The finite element method is an important method to predict the bending stress of the hypoid gear tooth root of the automobile drive axle. However, it is difficult to determine the constraint conditions of the single hypoid gear finite element model. Therefore, a finite element analysis model for the bending stress of the hypoid gear tooth root based on the overall drive model is established in this paper. ABAQUS / standard is selected to carry out static meshing analysis of hypoid gear of drive axle. The results show that in the meshing process of the hypoid gear of the drive axle studied, the bending stress of the pinion root appears at the maximum near the big end, and the tooth root is subjected to the compressive stress first, and then the tensile stress. The bending stress of the pinion root appears at the maximum near the small end, and the tooth root is subjected to the tensile stress first, and then the compressive stress. Finally, the static and torsional test-bed of the drive axle is built, and the bending stress of the gear root of the drive axle is measured. The results of the bench test and the simulation are compared and analyzed. The results show that the established finite element model is accurate and reliable, and this modeling method can be used to analyze the bending stress of the gear root.

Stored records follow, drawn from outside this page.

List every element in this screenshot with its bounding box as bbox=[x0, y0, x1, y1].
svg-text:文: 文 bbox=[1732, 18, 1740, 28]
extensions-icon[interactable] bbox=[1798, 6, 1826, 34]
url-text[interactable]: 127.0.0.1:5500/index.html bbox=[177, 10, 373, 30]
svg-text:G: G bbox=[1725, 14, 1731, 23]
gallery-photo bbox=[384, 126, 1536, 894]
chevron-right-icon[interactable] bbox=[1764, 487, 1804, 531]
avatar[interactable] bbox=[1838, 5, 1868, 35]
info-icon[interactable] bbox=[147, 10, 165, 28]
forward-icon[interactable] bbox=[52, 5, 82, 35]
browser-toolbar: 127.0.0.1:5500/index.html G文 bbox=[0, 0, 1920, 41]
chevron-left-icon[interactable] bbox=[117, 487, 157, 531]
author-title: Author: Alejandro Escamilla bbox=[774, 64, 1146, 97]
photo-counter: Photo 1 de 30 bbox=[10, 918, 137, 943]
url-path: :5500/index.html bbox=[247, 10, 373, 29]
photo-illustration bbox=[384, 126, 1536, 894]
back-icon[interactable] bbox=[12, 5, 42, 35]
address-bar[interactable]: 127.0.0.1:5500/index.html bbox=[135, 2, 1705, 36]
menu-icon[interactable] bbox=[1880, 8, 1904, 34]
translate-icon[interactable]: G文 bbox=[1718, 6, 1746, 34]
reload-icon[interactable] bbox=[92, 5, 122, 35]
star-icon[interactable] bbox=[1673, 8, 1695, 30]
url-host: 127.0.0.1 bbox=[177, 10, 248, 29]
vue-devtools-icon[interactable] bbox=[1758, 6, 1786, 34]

Based on the change history of bending stress of hypoid gear tooth root, a method of using stress-life (S-N) to quickly predict gear fatigue life is established. According to the test standard of Drive Axle Fatigue Bench enterprise, a fatigue bench test is carried out on a drive axle. The comparison between the test and prediction results shows that this method can accurately predict gear bending fatigue life. It can be used to check the bending stress and fatigue of the gear root of the drive axle.
The installation deviation of the hypoid gear of the drive axle will affect the contact state of the gear, and then the bending stress distribution state of the gear root. This chapter analyzes the influence of four typical installation deviations on the bending stress of the hypoid gear root and the fatigue life of the gear based on the finite element method, and obtains the sensitivity of the bending stress and fatigue life of the gear root to the installation deviation. It can be seen that first, the gear installation cross angle deviation has the greatest impact on the gear root stress distribution and fatigue strength, second, the installation offset distance deviation, then the pinion axial installation deviation, and finally the large gear axial installation deviation. The installation deviation of the pinion gear pair is more sensitive than that of the large gear. Reasonable adjustment of the axial installation deviation of the large gear can improve the contact state of the gear without affecting the fatigue life of the gear. These conclusions can provide guidance for fatigue life design of drive axle gears.